Aquí estoy. Solo y con miedo. Ando por las calles de mi ciudad para ir a comprar alimentos en una pequeña tienda de mi barrio y no consigo consolarme. Hay silencio delante, encima y dentro de mí. Se envuelve de una crudísima circunstancia que nunca había imaginado que viviría. La plaza donde jugué muchas tardes de pequeño está vacía y el bar donde quedaba muchas otras con los amigos lo han vaciado. Existe algo peor que el recuerdo triste, la nostalgia de un tiempo muy presente. Es el punto exacto de mi soledad.

Sabemos que el enemigo es invisible y que se está combatiendo con fuerza en los hospitales, en los cuerpos de las personas que se encuentran en su peor estado, en sus familias, y en todas las personas vulnerables de las que hoy me acuerdo. Está crudo. Y duelen todas y cada una de las muertes. Conocemos la dura realidad con la que están luchando en los hospitales. Y nos emociona. Sin embargo en la calle por la que ando, encuentro poca gente y pocas sonrisas. La resistencia, si no se lucha, parece desdibujar los rostros, los espacios y las emociones de los que andan por las calles.

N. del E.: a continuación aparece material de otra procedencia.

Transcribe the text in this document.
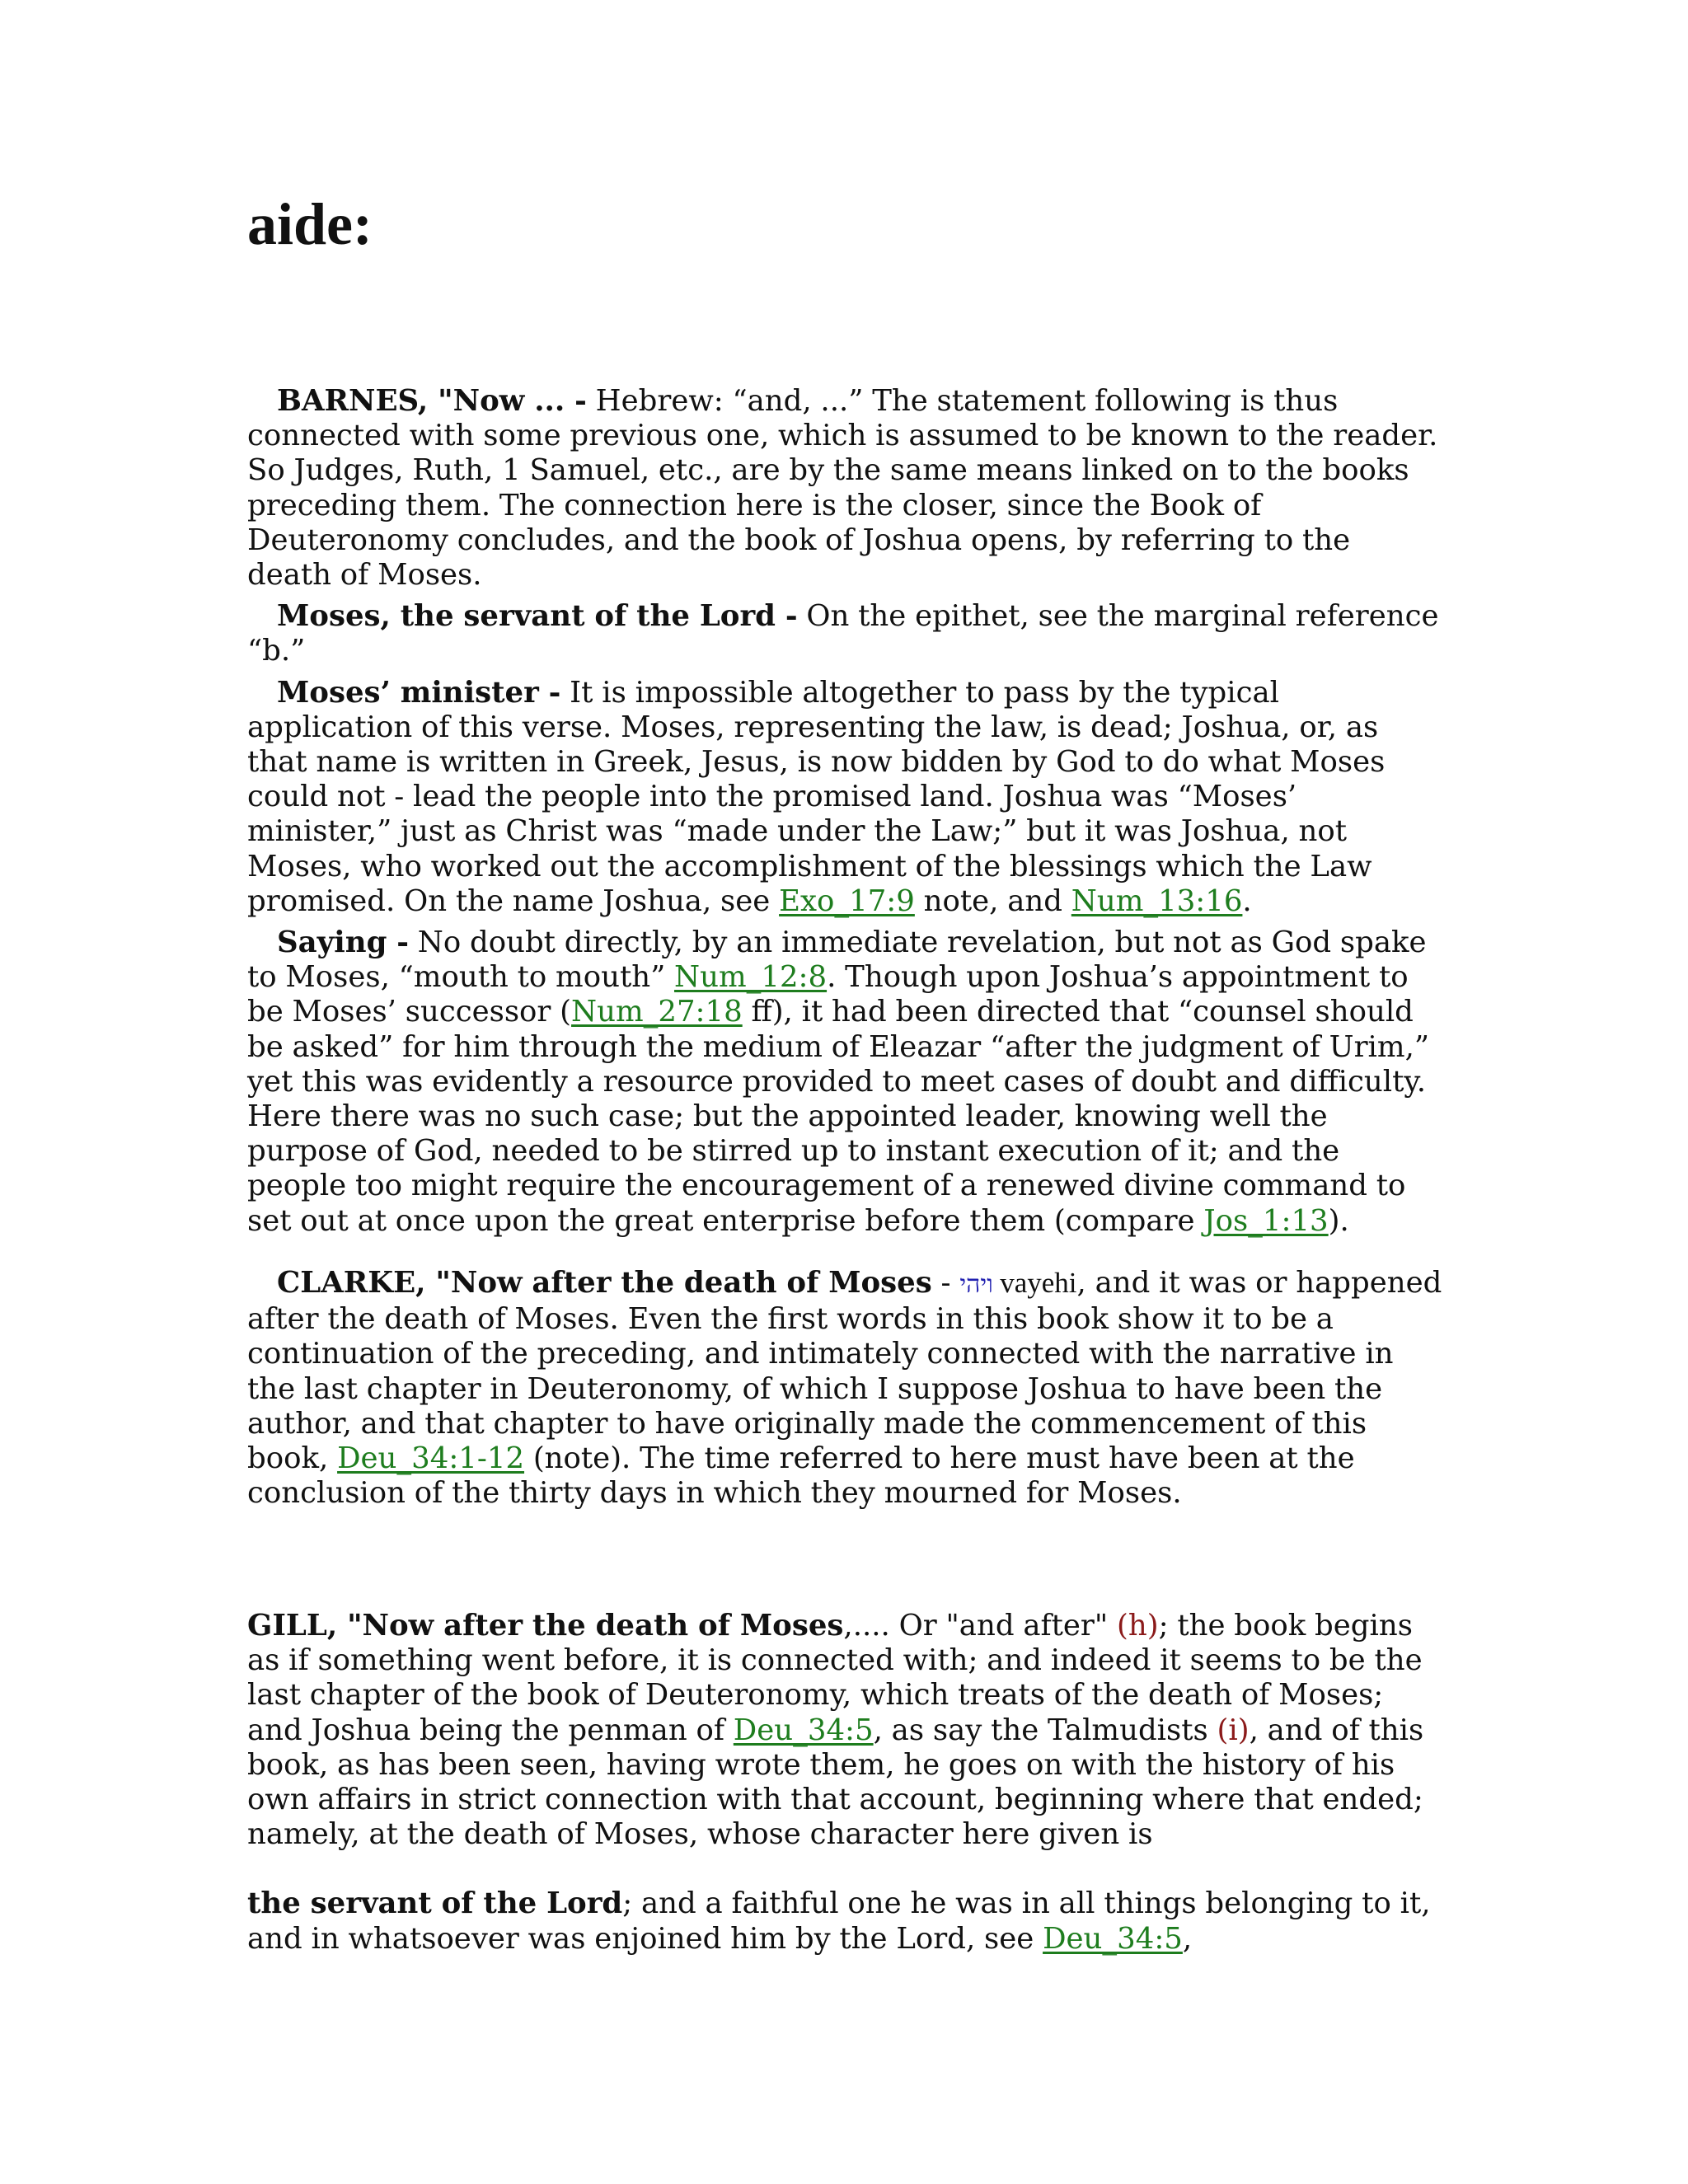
aide:

BARNES, "Now ... - Hebrew: “and, ...” The statement following is thus connected with some previous one, which is assumed to be known to the reader. So Judges, Ruth, 1 Samuel, etc., are by the same means linked on to the books preceding them. The connection here is the closer, since the Book of Deuteronomy concludes, and the book of Joshua opens, by referring to the death of Moses.

Moses, the servant of the Lord - On the epithet, see the marginal reference “b.”

Moses’ minister - It is impossible altogether to pass by the typical application of this verse. Moses, representing the law, is dead; Joshua, or, as that name is written in Greek, Jesus, is now bidden by God to do what Moses could not - lead the people into the promised land. Joshua was “Moses’ minister,” just as Christ was “made under the Law;” but it was Joshua, not Moses, who worked out the accomplishment of the blessings which the Law promised. On the name Joshua, see Exo_17:9 note, and Num_13:16.

Saying - No doubt directly, by an immediate revelation, but not as God spake to Moses, “mouth to mouth” Num_12:8. Though upon Joshua’s appointment to be Moses’ successor (Num_27:18 ff), it had been directed that “counsel should be asked” for him through the medium of Eleazar “after the judgment of Urim,” yet this was evidently a resource provided to meet cases of doubt and difficulty. Here there was no such case; but the appointed leader, knowing well the purpose of God, needed to be stirred up to instant execution of it; and the people too might require the encouragement of a renewed divine command to set out at once upon the great enterprise before them (compare Jos_1:13).

CLARKE, "Now after the death of Moses - ויהי vayehi, and it was or happened after the death of Moses. Even the first words in this book show it to be a continuation of the preceding, and intimately connected with the narrative in the last chapter in Deuteronomy, of which I suppose Joshua to have been the author, and that chapter to have originally made the commencement of this book, Deu_34:1-12 (note). The time referred to here must have been at the conclusion of the thirty days in which they mourned for Moses.

GILL, "Now after the death of Moses,.... Or "and after" (h); the book begins as if something went before, it is connected with; and indeed it seems to be the last chapter of the book of Deuteronomy, which treats of the death of Moses; and Joshua being the penman of Deu_34:5, as say the Talmudists (i), and of this book, as has been seen, having wrote them, he goes on with the history of his own affairs in strict connection with that account, beginning where that ended; namely, at the death of Moses, whose character here given is

the servant of the Lord; and a faithful one he was in all things belonging to it, and in whatsoever was enjoined him by the Lord, see Deu_34:5,
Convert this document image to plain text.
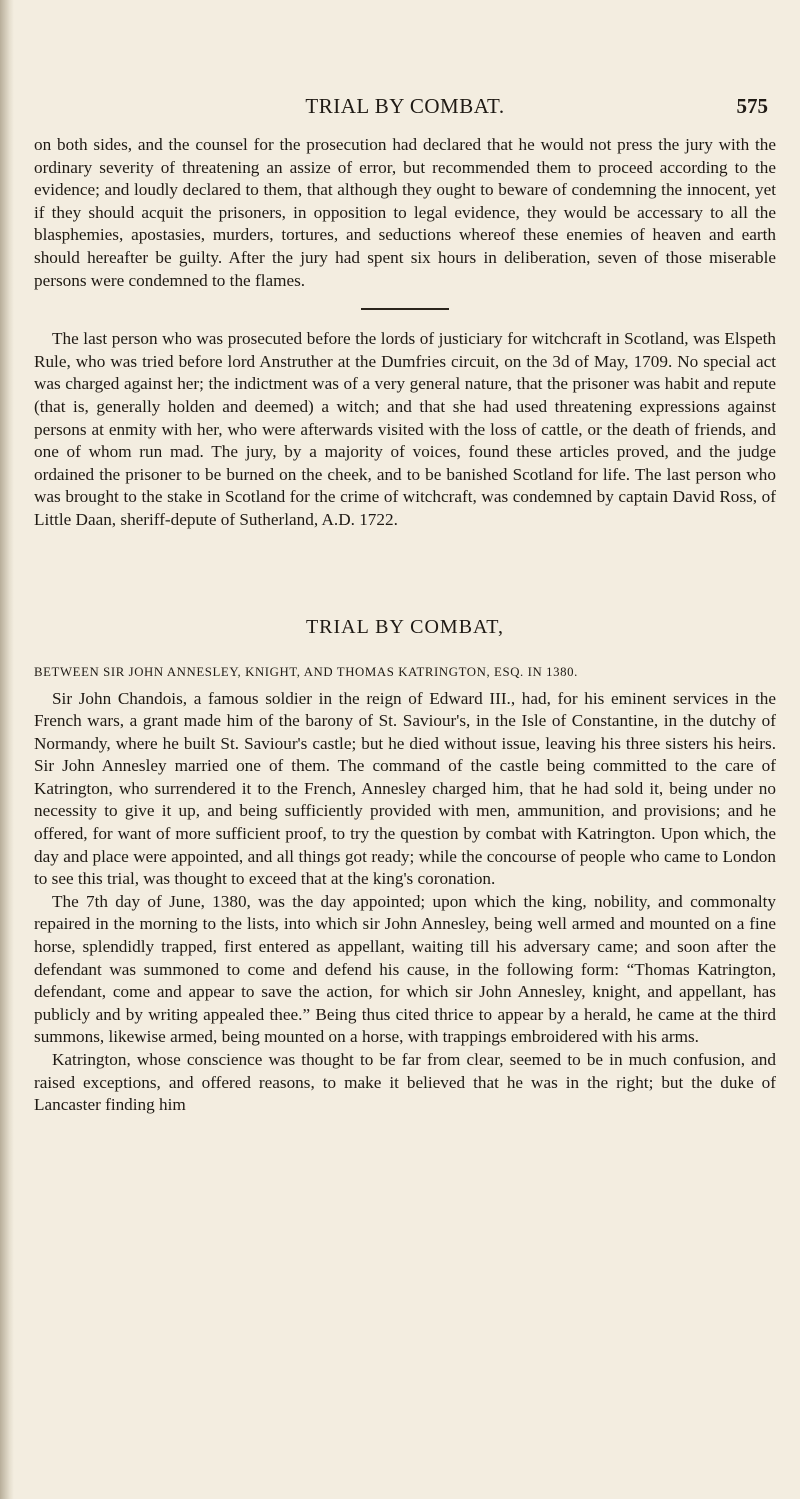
TRIAL BY COMBAT.	575

on both sides, and the counsel for the prosecution had declared that he would not press the jury with the ordinary severity of threatening an assize of error, but recommended them to proceed according to the evidence; and loudly declared to them, that although they ought to beware of condemning the innocent, yet if they should acquit the prisoners, in opposition to legal evidence, they would be accessary to all the blasphemies, apostasies, murders, tortures, and seductions whereof these enemies of heaven and earth should hereafter be guilty. After the jury had spent six hours in deliberation, seven of those miserable persons were condemned to the flames.

The last person who was prosecuted before the lords of justiciary for witchcraft in Scotland, was Elspeth Rule, who was tried before lord Anstruther at the Dumfries circuit, on the 3d of May, 1709. No special act was charged against her; the indictment was of a very general nature, that the prisoner was habit and repute (that is, generally holden and deemed) a witch; and that she had used threatening expressions against persons at enmity with her, who were afterwards visited with the loss of cattle, or the death of friends, and one of whom run mad. The jury, by a majority of voices, found these articles proved, and the judge ordained the prisoner to be burned on the cheek, and to be banished Scotland for life. The last person who was brought to the stake in Scotland for the crime of witchcraft, was condemned by captain David Ross, of Little Daan, sheriff-depute of Sutherland, A.D. 1722.

TRIAL BY COMBAT,
BETWEEN SIR JOHN ANNESLEY, KNIGHT, AND THOMAS KATRINGTON, ESQ. IN 1380.

Sir John Chandois, a famous soldier in the reign of Edward III., had, for his eminent services in the French wars, a grant made him of the barony of St. Saviour's, in the Isle of Constantine, in the dutchy of Normandy, where he built St. Saviour's castle; but he died without issue, leaving his three sisters his heirs. Sir John Annesley married one of them. The command of the castle being committed to the care of Katrington, who surrendered it to the French, Annesley charged him, that he had sold it, being under no necessity to give it up, and being sufficiently provided with men, ammunition, and provisions; and he offered, for want of more sufficient proof, to try the question by combat with Katrington. Upon which, the day and place were appointed, and all things got ready; while the concourse of people who came to London to see this trial, was thought to exceed that at the king's coronation.

The 7th day of June, 1380, was the day appointed; upon which the king, nobility, and commonalty repaired in the morning to the lists, into which sir John Annesley, being well armed and mounted on a fine horse, splendidly trapped, first entered as appellant, waiting till his adversary came; and soon after the defendant was summoned to come and defend his cause, in the following form: “Thomas Katrington, defendant, come and appear to save the action, for which sir John Annesley, knight, and appellant, has publicly and by writing appealed thee.” Being thus cited thrice to appear by a herald, he came at the third summons, likewise armed, being mounted on a horse, with trappings embroidered with his arms.

Katrington, whose conscience was thought to be far from clear, seemed to be in much confusion, and raised exceptions, and offered reasons, to make it believed that he was in the right; but the duke of Lancaster finding him
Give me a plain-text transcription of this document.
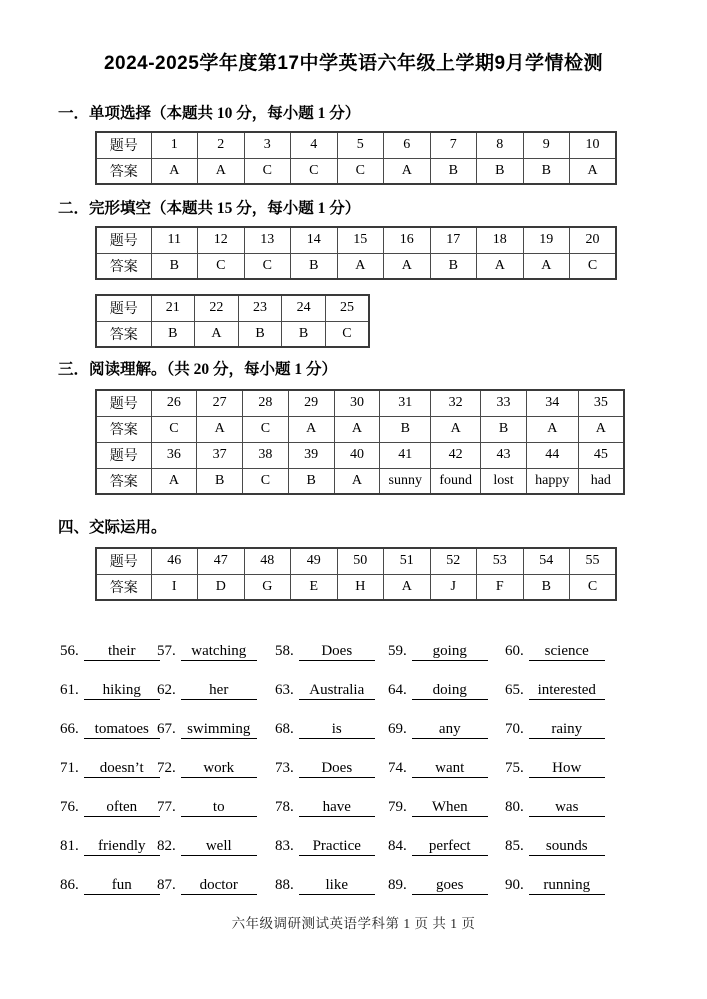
2024-2025学年度第17中学英语六年级上学期9月学情检测
一．单项选择（本题共 10 分，每小题 1 分）
题号	1	2	3	4	5	6	7	8	9	10
答案	A	A	C	C	C	A	B	B	B	A
二．完形填空（本题共 15 分，每小题 1 分）
题号	11	12	13	14	15	16	17	18	19	20
答案	B	C	C	B	A	A	B	A	A	C
题号	21	22	23	24	25
答案	B	A	B	B	C
三．阅读理解。（共 20 分，每小题 1 分）
题号	26	27	28	29	30	31	32	33	34	35
答案	C	A	C	A	A	B	A	B	A	A
题号	36	37	38	39	40	41	42	43	44	45
答案	A	B	C	B	A	sunny	found	lost	happy	had
四、交际运用。
题号	46	47	48	49	50	51	52	53	54	55
答案	I	D	G	E	H	A	J	F	B	C
56. their	57. watching	58. Does	59. going	60. science
61. hiking	62. her	63. Australia	64. doing	65. interested
66. tomatoes 67. swimming	68.	is	69. any	70. rainy
71. doesn’t 72. work	73. Does	74. want	75. How
76. often	77. to	78. have	79. When	80. was
81. friendly 82. well	83. Practice	84. perfect	85. sounds
86. fun	87. doctor	88. like	89. goes	90. running
六年级调研测试英语学科第 1 页 共 1 页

Me gustaría ahora mismo poder entrar en cada una de las casas de mi barrio. Descubrir cómo viven mis desconocidos vecinos y también mis conocidos, amigos y familiares. ¿No les pasa? Mientras lo imagino aparecen en mi cabeza actos individuales estoicos, otros de prudencia y justicia. Anarquías nunca realizadas. Son tantos los pequeños mundos que deben haberse construido ahí, detrás de las ventanas que vemos desde la calle, que cada día que pasa de confinamiento, me pregunto con más emoción cómo será el día en que estos mundos llegarán a mí. ¿Cambiará el recuerdo de la plaza donde jugaba de pequeño? La pregunta me estimula. Saber que nada empieza y nada termina, que nuestras vidas se entrelazarán más y viviremos en un continuo mundo me llena de ganas de vivir ese nuevo capítulo. Estoy convencido, preparado y entusiasmado mientras ando solo, y con miedo, por las calles desconocidas de mi vida.